DEADLINE: The lines are blurred. You chose acting over a teaching career. What if we had been talking back then and I told you that you would someday be the patriarch of a clan of actors and writers?
GLEESON: Que sera sera. I don’t know how it happened, or how any of this happens. I remember standing once with John Toll, the great cinematographer who did Braveheart. Mel Gibson pretty kindly brought us all out to the premiere on the Paramount lot. I remember The Chieftains were playing at this massive gathering of people out on the lot, maybe 2000 people. I was talking to John and saying, this is ridiculous. I was jet lagged off my head and said, “I’m from Dublin. This kind of thing just doesn’t happen.” And he said, “No, it’s easier for you. You have something over there. I’m from Middle America. It’s more ridiculous for me to be here.” I thought it was a brilliant observation, and something people should never forget. In fairness, a lot of them don’t forget. [Movies] is this great American cultural gift to the world and for people in small town America to be able to do movies and larger television programs and having a word with the audience, it’s remarkable. If you are in a long run of a play, maybe 60,000 people will see it if it’s a really successful run of a brilliant piece. In three years on the stage, you would never reach and communicate with the audience for one good movie or TV program. I do really see I’m kind of luckier and blessed than all the rest. That’s a huge gift.

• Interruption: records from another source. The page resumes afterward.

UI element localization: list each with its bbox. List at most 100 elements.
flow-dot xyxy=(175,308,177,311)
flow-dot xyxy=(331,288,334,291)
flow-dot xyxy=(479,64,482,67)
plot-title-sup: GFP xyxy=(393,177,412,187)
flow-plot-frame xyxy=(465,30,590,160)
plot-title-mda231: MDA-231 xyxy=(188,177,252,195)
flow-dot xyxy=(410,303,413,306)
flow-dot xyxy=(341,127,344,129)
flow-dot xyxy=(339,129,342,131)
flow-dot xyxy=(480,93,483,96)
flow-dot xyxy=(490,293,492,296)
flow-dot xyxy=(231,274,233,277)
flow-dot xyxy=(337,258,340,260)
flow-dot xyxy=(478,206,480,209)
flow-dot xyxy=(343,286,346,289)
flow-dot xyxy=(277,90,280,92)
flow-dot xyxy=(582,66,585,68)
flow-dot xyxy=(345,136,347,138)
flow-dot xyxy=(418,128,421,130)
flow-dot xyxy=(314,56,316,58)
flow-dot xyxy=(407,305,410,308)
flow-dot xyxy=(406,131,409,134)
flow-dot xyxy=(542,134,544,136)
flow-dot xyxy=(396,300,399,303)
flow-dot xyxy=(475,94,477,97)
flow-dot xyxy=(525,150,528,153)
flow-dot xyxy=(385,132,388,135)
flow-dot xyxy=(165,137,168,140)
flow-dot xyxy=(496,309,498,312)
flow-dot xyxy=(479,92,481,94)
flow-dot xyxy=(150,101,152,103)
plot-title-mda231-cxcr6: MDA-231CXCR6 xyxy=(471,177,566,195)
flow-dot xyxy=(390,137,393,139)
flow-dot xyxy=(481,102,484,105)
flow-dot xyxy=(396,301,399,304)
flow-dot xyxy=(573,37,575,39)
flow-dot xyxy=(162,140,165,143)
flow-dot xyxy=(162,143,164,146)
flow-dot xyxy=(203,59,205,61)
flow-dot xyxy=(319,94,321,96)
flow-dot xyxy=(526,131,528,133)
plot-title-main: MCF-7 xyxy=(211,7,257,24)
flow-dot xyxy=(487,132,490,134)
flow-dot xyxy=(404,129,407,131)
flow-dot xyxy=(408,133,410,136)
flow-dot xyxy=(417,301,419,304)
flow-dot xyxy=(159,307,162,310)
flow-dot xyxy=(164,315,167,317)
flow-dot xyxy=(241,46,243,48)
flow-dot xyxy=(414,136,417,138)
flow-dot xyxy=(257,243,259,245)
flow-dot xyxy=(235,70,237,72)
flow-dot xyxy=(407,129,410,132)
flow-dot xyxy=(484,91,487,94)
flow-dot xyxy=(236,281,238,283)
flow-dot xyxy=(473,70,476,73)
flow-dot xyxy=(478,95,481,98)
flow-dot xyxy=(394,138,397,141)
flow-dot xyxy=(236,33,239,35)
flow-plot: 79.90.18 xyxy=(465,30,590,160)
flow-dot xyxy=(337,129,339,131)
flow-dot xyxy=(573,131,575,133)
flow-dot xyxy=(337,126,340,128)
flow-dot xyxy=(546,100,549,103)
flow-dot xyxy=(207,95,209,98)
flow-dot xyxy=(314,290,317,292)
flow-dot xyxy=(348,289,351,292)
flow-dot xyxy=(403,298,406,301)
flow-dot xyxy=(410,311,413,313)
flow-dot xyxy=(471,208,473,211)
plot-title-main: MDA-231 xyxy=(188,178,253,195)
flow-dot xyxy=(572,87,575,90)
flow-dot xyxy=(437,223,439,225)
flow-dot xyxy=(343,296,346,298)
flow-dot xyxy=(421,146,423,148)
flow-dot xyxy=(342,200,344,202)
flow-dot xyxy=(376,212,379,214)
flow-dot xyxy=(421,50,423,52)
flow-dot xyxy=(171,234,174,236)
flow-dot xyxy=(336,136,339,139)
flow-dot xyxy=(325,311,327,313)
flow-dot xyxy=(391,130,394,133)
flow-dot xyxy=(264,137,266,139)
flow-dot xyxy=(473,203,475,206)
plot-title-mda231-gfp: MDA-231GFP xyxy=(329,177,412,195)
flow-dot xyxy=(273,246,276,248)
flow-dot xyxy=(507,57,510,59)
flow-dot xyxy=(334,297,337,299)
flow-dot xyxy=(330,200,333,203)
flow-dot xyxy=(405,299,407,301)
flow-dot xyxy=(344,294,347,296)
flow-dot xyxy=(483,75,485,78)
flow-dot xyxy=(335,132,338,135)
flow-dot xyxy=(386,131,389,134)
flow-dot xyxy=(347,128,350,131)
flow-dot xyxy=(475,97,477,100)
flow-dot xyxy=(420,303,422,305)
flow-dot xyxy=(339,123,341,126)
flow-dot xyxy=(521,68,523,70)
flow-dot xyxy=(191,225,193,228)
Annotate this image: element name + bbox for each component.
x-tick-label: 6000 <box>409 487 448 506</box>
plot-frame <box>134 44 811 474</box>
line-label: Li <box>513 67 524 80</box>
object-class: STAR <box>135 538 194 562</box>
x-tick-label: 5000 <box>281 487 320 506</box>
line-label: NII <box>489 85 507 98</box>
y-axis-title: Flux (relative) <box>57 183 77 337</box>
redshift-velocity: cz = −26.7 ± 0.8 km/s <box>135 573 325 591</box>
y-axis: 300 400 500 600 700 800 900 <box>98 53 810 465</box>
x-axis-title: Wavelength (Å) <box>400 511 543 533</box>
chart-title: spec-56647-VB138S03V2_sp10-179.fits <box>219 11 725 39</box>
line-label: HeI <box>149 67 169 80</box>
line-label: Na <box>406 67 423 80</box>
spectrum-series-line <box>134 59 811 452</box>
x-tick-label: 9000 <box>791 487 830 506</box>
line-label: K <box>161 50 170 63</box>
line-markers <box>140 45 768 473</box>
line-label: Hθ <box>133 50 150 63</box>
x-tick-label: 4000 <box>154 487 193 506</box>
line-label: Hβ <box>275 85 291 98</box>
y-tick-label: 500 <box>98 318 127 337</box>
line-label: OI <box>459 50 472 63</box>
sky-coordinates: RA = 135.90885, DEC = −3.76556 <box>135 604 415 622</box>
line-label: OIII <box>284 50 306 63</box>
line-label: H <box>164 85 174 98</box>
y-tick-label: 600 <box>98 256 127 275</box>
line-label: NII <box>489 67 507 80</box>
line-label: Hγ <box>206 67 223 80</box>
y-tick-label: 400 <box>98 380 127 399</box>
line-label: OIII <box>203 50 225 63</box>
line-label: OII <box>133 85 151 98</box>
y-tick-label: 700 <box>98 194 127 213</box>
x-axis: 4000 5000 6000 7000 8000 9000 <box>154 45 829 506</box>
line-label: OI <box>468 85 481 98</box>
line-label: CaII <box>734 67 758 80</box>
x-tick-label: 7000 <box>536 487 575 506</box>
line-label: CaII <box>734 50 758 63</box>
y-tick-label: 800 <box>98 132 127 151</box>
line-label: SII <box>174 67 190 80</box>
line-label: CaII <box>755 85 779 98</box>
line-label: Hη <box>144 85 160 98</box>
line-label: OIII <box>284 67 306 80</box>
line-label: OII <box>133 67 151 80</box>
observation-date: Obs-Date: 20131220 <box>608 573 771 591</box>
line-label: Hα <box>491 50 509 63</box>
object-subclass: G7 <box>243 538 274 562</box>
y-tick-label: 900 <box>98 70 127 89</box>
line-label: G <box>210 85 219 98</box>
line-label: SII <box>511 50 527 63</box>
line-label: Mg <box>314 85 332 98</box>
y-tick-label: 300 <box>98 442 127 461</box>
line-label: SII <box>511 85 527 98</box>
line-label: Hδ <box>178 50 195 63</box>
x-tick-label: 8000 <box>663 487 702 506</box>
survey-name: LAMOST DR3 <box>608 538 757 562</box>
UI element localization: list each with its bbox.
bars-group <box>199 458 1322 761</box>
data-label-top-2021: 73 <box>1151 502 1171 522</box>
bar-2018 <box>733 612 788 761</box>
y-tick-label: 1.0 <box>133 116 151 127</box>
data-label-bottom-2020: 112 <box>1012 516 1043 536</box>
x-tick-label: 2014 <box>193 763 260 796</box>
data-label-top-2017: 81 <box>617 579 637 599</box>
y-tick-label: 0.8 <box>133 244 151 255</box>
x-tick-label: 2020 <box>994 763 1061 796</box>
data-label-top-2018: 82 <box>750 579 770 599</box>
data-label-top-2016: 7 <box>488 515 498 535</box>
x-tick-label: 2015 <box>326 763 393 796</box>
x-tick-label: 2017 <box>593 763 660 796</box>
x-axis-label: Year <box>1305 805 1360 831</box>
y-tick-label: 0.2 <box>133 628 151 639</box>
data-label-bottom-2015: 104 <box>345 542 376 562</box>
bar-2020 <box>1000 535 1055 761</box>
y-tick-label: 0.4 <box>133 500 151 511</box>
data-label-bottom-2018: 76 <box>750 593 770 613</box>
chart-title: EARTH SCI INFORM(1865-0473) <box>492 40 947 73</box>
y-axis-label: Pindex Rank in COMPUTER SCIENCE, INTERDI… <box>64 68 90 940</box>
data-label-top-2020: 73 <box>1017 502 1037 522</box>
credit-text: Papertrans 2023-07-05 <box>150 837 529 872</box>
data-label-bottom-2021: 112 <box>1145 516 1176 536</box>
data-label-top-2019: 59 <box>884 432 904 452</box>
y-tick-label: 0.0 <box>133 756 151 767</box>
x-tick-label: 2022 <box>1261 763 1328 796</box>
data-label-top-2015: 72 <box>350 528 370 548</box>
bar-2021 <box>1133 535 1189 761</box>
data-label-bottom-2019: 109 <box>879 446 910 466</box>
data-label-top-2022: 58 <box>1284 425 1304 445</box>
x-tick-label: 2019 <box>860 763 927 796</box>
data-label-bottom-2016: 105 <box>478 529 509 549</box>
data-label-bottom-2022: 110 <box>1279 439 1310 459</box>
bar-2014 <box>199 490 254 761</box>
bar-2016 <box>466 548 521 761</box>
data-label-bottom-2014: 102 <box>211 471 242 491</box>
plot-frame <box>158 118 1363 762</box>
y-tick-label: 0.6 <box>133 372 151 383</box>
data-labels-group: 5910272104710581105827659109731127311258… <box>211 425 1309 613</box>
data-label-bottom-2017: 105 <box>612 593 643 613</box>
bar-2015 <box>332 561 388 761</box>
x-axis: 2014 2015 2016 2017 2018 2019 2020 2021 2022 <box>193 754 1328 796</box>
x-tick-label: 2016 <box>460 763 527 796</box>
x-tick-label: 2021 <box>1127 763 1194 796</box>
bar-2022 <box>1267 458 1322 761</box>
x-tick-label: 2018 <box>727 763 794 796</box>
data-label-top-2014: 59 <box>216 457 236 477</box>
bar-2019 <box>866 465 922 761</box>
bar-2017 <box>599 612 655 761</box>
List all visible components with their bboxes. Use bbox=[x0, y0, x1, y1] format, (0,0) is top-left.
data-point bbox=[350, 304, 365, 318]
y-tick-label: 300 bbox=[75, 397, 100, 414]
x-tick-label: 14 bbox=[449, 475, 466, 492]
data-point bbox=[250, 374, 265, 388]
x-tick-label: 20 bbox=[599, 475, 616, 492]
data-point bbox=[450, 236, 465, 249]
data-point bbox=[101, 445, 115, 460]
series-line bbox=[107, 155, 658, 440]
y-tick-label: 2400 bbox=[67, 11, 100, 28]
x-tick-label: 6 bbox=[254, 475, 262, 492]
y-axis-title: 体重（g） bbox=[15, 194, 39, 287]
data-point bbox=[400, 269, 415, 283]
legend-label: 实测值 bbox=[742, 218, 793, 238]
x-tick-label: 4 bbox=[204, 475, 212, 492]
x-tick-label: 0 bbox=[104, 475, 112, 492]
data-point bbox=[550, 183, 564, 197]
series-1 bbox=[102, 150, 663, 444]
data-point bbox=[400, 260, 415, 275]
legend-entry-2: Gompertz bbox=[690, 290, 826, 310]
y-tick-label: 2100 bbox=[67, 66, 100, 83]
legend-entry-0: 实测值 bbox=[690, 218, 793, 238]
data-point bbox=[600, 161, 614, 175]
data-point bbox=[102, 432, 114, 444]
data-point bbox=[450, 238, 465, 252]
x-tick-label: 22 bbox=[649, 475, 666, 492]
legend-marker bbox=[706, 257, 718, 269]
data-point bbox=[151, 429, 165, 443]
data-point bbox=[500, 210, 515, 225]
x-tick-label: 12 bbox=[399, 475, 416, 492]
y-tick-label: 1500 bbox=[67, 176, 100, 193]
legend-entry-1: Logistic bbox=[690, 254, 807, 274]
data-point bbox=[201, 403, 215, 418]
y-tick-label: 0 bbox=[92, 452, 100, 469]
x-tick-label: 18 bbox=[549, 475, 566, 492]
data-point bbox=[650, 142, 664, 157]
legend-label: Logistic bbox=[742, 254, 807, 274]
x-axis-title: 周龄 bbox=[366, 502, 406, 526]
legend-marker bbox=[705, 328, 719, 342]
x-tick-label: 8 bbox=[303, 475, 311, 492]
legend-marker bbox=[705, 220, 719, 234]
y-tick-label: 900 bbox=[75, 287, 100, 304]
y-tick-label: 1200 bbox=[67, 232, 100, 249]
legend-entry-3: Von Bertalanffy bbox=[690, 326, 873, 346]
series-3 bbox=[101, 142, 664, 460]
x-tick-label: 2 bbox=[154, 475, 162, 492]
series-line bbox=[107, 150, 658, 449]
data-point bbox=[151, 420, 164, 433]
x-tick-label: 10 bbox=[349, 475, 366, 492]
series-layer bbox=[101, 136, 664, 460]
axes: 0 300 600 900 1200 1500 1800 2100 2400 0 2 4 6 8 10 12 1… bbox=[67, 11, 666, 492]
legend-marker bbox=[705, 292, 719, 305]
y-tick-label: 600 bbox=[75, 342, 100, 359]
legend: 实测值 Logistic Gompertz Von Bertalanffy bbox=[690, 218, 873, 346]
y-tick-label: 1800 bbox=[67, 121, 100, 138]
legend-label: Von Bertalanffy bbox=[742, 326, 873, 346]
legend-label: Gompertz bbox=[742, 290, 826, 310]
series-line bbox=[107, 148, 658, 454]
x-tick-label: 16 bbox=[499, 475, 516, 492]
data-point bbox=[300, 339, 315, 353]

DEADLINE: After Braveheart wins Best Picture, how easy was it for a big guy with an accent to carve a career? You have said one guy said you weren’t handsome enough to make it. How did you overcome the odds?
GLEESON: There was one guy I mentioned, but I’m not going to again. He more or less told me it wouldn’t happen. I came over with the attitude that I didn’t want anything off anybody. I wanted to see if they had anything that I would be useful to them for and that I found interesting for me. I honestly didn’t come with the feeling of I need a break, I want a break. In the back of my head I thought it would be really cool if it happened obviously but I remember I came over and I got a part in Turbulence. It was pretty interesting but then I had a full month when I had to hang around LA. I was down in Marina Del Rey, out by the pool and I remember I got terribly sunburned. Two weeks in I just was like, I guess I better find a job before I go home. I always remember my attitude changed when I realized I’d better attack these auditions. I saw the change immediately. Before, it was like, here’s this needy Irishman. They could smell that on me, before I came in the door. And it’s the last thing they want to see. I thought, this isn’t going to happen, ever again. I said I’d never come looking for stuff either to London or New York or anywhere unless I came with work. And then I’ll meet around and say, if I can help you out in any way…for about two weeks I lost the plot a bit and started getting all needy. It was the wrong way to go and it would have led to anywhere but home.

DEADLINE: You have managed to stay prolific and you’re your base in Dublin. Ever tempted to move the family to LA?
GLEESON: Not really though the committed, my four boys, came to me at one stage and said, ‘Listen dad, if you want to go to America, it’s okay by us.’ I think they were just mad to get over here. But no, I didn’t. I was invested in home, culturally; I was in my late 30s before Braveheart happened. It didn’t seem necessary to move, if I was prepared to travel. A lot of people that I know who moved to LA, they’d spend half the time packing their suitcases to go elsewhere to shoot movies. I’m happier at home and it gives me a stability, and I never lost myself. And Dublin is a mad place. What can I say?